Le président de la Commission d’enquête parlementaire sur le 4 septembre a exprimé, sur cette façon sommaire de préparer une défense sérieuse, le jugement qui sera celui de l’histoire. Il dit à l’ancien ministre : « Tout cela a été fait bien légèrement ! — Très en l’air, répondit Palikao, les événemens étaient bien en l’air aussi. » A la bonne heure. Il n’y a rien à ajouter à un tel aveu.

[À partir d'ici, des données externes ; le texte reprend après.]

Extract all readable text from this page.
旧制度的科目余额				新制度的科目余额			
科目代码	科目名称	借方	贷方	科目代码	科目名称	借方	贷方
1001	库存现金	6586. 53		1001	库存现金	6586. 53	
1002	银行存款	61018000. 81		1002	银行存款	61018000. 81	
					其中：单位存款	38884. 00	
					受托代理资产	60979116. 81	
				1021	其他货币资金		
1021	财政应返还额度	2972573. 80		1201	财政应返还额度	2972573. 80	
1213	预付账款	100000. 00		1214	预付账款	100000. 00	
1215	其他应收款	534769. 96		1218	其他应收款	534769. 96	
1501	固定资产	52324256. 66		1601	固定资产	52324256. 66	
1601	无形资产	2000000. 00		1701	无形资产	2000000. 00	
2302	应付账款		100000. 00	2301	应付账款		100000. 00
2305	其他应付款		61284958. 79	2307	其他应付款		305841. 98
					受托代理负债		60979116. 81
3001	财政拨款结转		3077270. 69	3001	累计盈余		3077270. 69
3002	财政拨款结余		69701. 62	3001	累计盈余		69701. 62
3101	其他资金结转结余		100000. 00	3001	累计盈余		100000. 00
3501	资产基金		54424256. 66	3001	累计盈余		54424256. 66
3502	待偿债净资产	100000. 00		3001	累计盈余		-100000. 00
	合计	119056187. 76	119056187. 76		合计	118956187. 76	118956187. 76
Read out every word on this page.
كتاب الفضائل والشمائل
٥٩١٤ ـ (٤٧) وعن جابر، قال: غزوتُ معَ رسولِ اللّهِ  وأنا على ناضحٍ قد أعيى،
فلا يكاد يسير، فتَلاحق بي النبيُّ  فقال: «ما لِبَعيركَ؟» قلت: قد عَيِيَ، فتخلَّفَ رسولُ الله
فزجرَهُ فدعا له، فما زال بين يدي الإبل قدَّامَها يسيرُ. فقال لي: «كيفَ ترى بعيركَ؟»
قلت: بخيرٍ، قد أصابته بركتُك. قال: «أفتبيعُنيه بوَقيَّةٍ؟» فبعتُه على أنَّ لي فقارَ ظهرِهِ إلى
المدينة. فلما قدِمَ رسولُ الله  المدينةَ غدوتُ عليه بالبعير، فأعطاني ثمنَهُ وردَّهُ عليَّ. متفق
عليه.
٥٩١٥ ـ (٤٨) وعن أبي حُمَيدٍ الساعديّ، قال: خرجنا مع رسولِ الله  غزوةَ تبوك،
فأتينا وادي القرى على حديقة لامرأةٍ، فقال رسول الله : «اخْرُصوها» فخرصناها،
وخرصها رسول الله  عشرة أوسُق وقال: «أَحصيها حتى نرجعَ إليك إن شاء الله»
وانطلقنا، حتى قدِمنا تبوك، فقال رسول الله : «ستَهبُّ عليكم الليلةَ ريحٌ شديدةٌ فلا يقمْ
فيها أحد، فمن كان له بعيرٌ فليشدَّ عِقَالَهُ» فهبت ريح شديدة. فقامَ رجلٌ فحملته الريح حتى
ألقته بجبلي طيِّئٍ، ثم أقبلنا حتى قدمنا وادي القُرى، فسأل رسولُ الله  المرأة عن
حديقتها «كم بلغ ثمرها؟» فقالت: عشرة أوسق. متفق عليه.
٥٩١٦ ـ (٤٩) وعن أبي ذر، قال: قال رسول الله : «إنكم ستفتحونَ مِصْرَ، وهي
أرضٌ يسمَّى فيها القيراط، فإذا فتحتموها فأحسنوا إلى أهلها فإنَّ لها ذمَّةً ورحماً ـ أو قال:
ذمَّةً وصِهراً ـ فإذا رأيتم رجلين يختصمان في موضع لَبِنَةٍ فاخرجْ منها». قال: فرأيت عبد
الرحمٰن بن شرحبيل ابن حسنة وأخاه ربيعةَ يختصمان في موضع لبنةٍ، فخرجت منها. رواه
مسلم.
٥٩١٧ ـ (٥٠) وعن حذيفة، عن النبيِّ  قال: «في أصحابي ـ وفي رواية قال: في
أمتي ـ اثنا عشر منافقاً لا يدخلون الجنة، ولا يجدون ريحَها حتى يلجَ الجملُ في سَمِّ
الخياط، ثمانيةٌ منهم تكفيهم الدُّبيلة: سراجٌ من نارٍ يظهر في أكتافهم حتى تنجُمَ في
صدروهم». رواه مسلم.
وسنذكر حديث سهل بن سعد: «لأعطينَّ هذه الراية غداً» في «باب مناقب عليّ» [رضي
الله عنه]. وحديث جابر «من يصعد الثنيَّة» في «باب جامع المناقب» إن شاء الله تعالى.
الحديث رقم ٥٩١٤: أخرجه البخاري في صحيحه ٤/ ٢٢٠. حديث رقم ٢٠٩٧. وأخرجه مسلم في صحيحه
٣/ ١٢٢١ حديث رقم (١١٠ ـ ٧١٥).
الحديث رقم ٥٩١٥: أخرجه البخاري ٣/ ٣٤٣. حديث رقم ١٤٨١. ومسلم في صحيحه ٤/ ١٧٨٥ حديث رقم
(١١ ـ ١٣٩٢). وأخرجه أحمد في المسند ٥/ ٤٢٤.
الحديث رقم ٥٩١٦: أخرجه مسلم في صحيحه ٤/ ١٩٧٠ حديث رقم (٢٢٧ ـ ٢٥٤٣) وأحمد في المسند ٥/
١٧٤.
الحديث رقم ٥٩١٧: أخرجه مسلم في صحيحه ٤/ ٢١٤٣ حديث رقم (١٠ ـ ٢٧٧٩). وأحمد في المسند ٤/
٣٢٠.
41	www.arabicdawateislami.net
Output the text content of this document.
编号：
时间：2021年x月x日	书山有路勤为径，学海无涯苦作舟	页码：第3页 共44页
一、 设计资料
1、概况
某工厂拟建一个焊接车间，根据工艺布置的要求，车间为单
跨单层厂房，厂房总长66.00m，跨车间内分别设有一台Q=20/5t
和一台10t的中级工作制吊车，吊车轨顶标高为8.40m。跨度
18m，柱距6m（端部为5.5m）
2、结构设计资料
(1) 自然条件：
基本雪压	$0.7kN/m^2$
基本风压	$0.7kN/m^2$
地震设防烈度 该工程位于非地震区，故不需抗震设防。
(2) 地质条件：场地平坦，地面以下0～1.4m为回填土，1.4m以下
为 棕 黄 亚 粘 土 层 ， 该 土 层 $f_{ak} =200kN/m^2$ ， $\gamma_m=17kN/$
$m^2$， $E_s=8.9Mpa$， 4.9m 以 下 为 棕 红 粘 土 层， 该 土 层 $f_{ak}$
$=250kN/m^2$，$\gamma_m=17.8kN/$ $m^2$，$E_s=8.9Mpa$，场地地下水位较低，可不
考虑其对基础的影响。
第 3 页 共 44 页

Les préparatifs politiques ne furent pas moins en l’air que les dispositions militaires. Depuis le matin, l’Impératrice avait été assaillie d’amis dévoués qui, au nom de leur dévouement, lui conseillaient de n’être pas brave afin de leur laisser la facilité d’être lâches. Depuis plusieurs jours déjà, Emile de Girardin, qui, semblable à l’aumônier des dernières prières, portait à tout pouvoir en détresse le conseil de se suicider, proposait l’abdication. Guéroult, dans l’Opinion Nationale, s’étonnait que cet avis n’eût pas encore prévalu ; Lesseps, s’autorisant de ses liens de parenté, y poussait avec énergie. On ne peut pas dire que l’Impératrice s’y refusait. Si elle ne consentait pas à une abdication formelle, elle était disposée à l’équivalent. Elle le prouva en priant Metternich, l’ambassadeur d’Autriche, de renouveler auprès de Thiers la démarche faite inutilement la veille par Mérimée. Metternich fut pressant : « L’Impératrice, dit-il, avait toujours déploré qu’on eût arrêté Thiers au coup d’Etat ; elle n’était pour rien dans la manière dont on l’avait combattu à Paris ; c’est Persigny qui l’avait voulu ; elle était prête à renoncer à tout pouvoir en sa faveur et elle demandait ses conseils[1]. » Thiers répéta qu’après Sedan il ne savait plus quels conseils donner. Et il n’en résulta entre les deux interlocuteurs qu’un échange de réflexions fort tristes.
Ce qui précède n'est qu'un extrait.